Иногда, вспоминая этот эпизод, я ловлю себя на том, что больше всего меня задело даже не хватание за руки и не попытка силой доказать собственную правоту. Меня унизило то самодовольное выражение лица, с которым этот приезжий сотрудник — один, конкретный, реальный, стоявший передо мной — решил, что ему позволено больше, чем другим. В его взгляде читалось не сомнение, а уверенность в том, что он может выносить вердикты, будто он здесь хозяин, а все вокруг — помехи. И я до сих пор не понимаю, откуда у человека, который даже за полку с хлебом толком не отвечает, берётся такая жажда чужой покорности.
Меня раздражает сама мысль, что человек пришёл работать в чужой город, в чужой магазин, под чужие правила — и с первой же минуты решил, что правила ему не указ. Что можно хватать, дергать, обвинять просто потому, что ему так захотелось. Я в таких случаях всегда думаю: если ты не уважаешь место, в котором живёшь и работаешь, то какого чёрта ты в нём ищешь? Место — это не стены и не полки.

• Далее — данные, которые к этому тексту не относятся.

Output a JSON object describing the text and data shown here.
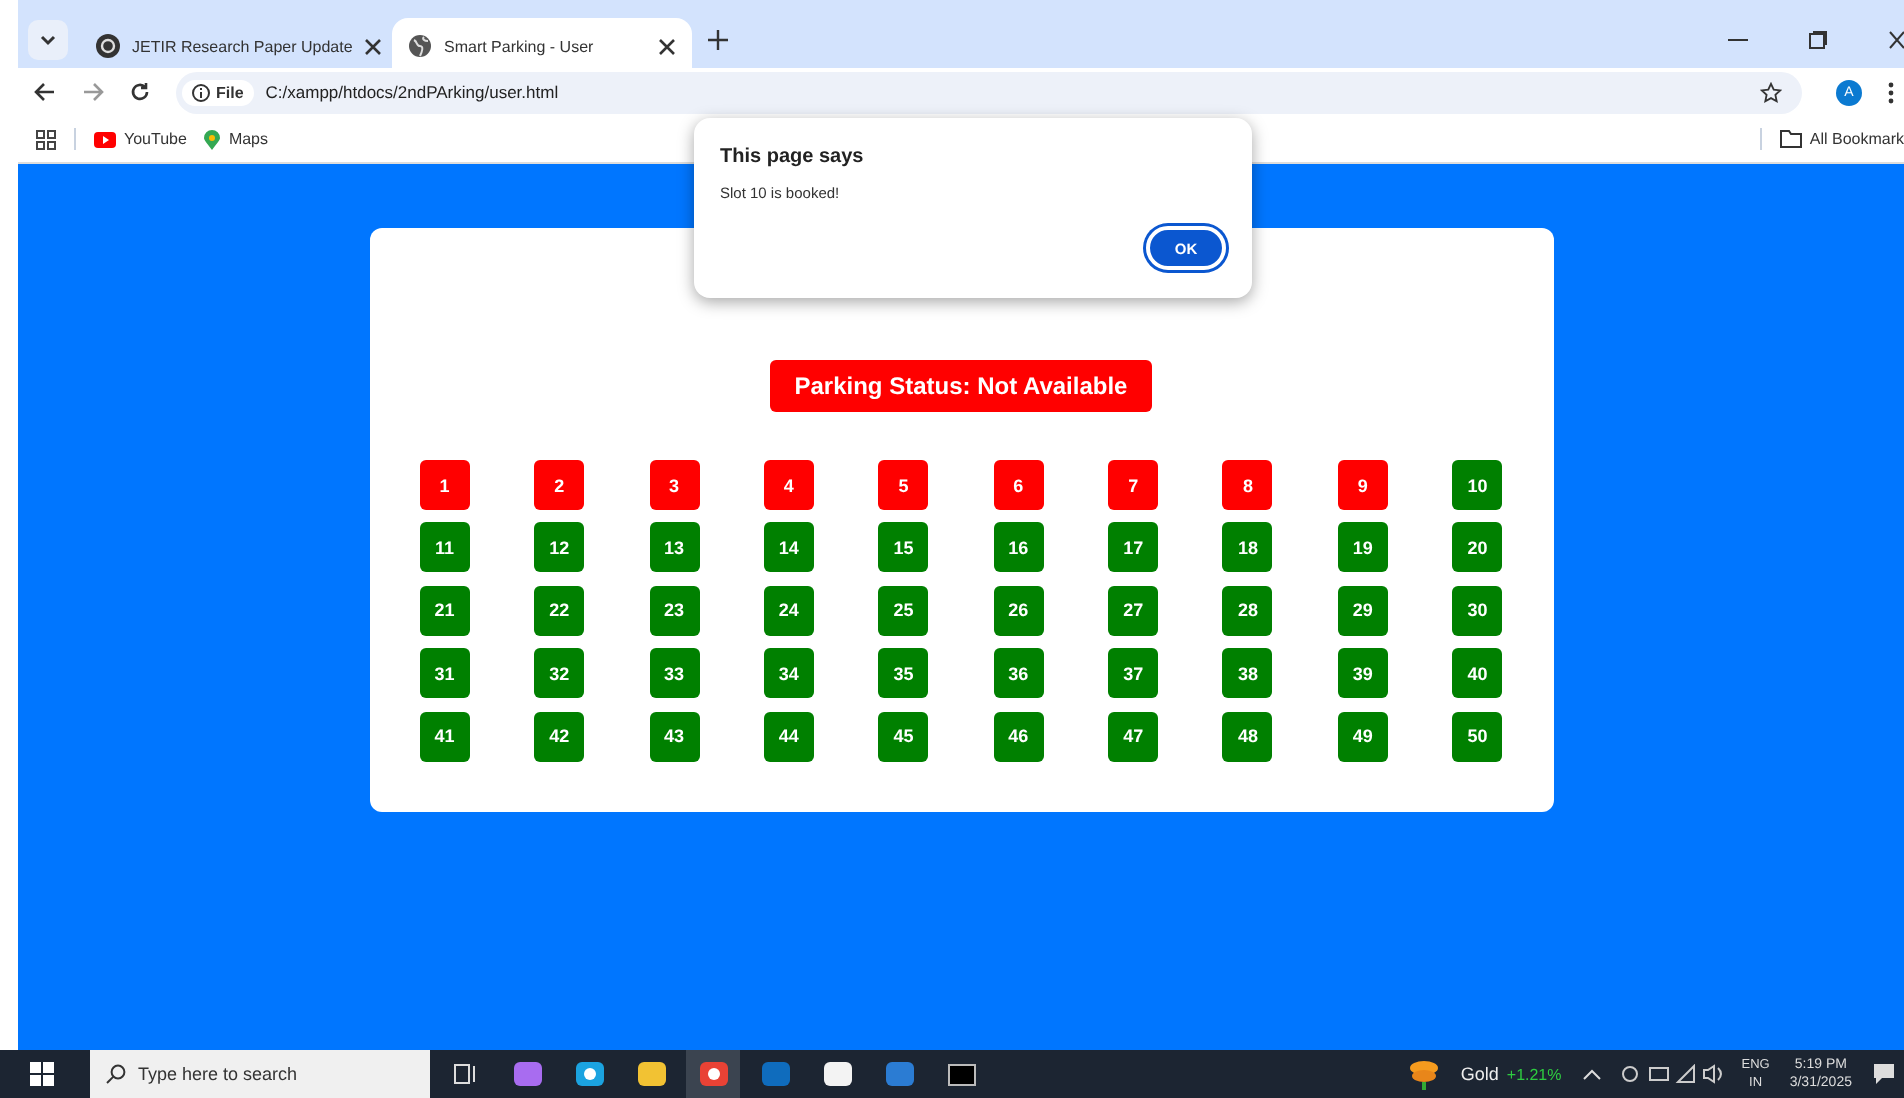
{
  "tabs": [
    {
      "title": "JETIR Research Paper Update",
      "selected": false,
      "kind": "logo"
    },
    {
      "title": "Smart Parking - User",
      "selected": true,
      "kind": "globe"
    }
  ],
  "address_bar": {
    "scheme": "File",
    "url": "C:/xampp/htdocs/2ndPArking/user.html"
  },
  "profile": "A",
  "bookmarks": [
    {
      "label": "YouTube",
      "kind": "youtube"
    },
    {
      "label": "Maps",
      "kind": "maps"
    }
  ],
  "all_bookmarks": "All Bookmark",
  "page": {
    "status": "Parking Status: Not Available",
    "slots": [
      {
        "label": "1",
        "booked": true
      },
      {
        "label": "2",
        "booked": true
      },
      {
        "label": "3",
        "booked": true
      },
      {
        "label": "4",
        "booked": true
      },
      {
        "label": "5",
        "booked": true
      },
      {
        "label": "6",
        "booked": true
      },
      {
        "label": "7",
        "booked": true
      },
      {
        "label": "8",
        "booked": true
      },
      {
        "label": "9",
        "booked": true
      },
      {
        "label": "10",
        "booked": false
      },
      {
        "label": "11",
        "booked": false
      },
      {
        "label": "12",
        "booked": false
      },
      {
        "label": "13",
        "booked": false
      },
      {
        "label": "14",
        "booked": false
      },
      {
        "label": "15",
        "booked": false
      },
      {
        "label": "16",
        "booked": false
      },
      {
        "label": "17",
        "booked": false
      },
      {
        "label": "18",
        "booked": false
      },
      {
        "label": "19",
        "booked": false
      },
      {
        "label": "20",
        "booked": false
      },
      {
        "label": "21",
        "booked": false
      },
      {
        "label": "22",
        "booked": false
      },
      {
        "label": "23",
        "booked": false
      },
      {
        "label": "24",
        "booked": false
      },
      {
        "label": "25",
        "booked": false
      },
      {
        "label": "26",
        "booked": false
      },
      {
        "label": "27",
        "booked": false
      },
      {
        "label": "28",
        "booked": false
      },
      {
        "label": "29",
        "booked": false
      },
      {
        "label": "30",
        "booked": false
      },
      {
        "label": "31",
        "booked": false
      },
      {
        "label": "32",
        "booked": false
      },
      {
        "label": "33",
        "booked": false
      },
      {
        "label": "34",
        "booked": false
      },
      {
        "label": "35",
        "booked": false
      },
      {
        "label": "36",
        "booked": false
      },
      {
        "label": "37",
        "booked": false
      },
      {
        "label": "38",
        "booked": false
      },
      {
        "label": "39",
        "booked": false
      },
      {
        "label": "40",
        "booked": false
      },
      {
        "label": "41",
        "booked": false
      },
      {
        "label": "42",
        "booked": false
      },
      {
        "label": "43",
        "booked": false
      },
      {
        "label": "44",
        "booked": false
      },
      {
        "label": "45",
        "booked": false
      },
      {
        "label": "46",
        "booked": false
      },
      {
        "label": "47",
        "booked": false
      },
      {
        "label": "48",
        "booked": false
      },
      {
        "label": "49",
        "booked": false
      },
      {
        "label": "50",
        "booked": false
      }
    ]
  },
  "dialog": {
    "title": "This page says",
    "message": "Slot 10 is booked!",
    "button": "OK"
  },
  "taskbar": {
    "search_placeholder": "Type here to search",
    "apps": [
      {
        "kind": "taskview",
        "active": false
      },
      {
        "kind": "copilot",
        "active": false
      },
      {
        "kind": "edge",
        "active": false
      },
      {
        "kind": "folder",
        "active": false
      },
      {
        "kind": "chrome",
        "active": true
      },
      {
        "kind": "outlook",
        "active": false
      },
      {
        "kind": "store",
        "active": false
      },
      {
        "kind": "word",
        "active": false
      },
      {
        "kind": "terminal",
        "active": false
      }
    ],
    "ticker": {
      "name": "Gold",
      "change": "+1.21%"
    },
    "language": [
      "ENG",
      "IN"
    ],
    "time": "5:19 PM",
    "date": "3/31/2025"
  }
}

Место — это порядок. И если ты приходишь в порядок — уважай его, а не ломай под себя.
И самое скандальное, пожалуй, то, что потом этот же человек лежал в больнице, рассказывая всем, как он «пострадал». Как будто пострадал он от меня, а не от собственной наглости. Как будто мир должен был пожалеть его за то, что он сам же и начал. И каждый раз, когда я вспоминаю его крик, перемешанный с запахом горелой ракеты, я думаю лишь одно: если чужой город дал тебе место под солнцем, хоть минимальное — держи себя в руках. Потому что иначе солнце быстро напоминает, что освещает оно всех одинаково, а терпеть беспредел — никто не обязан.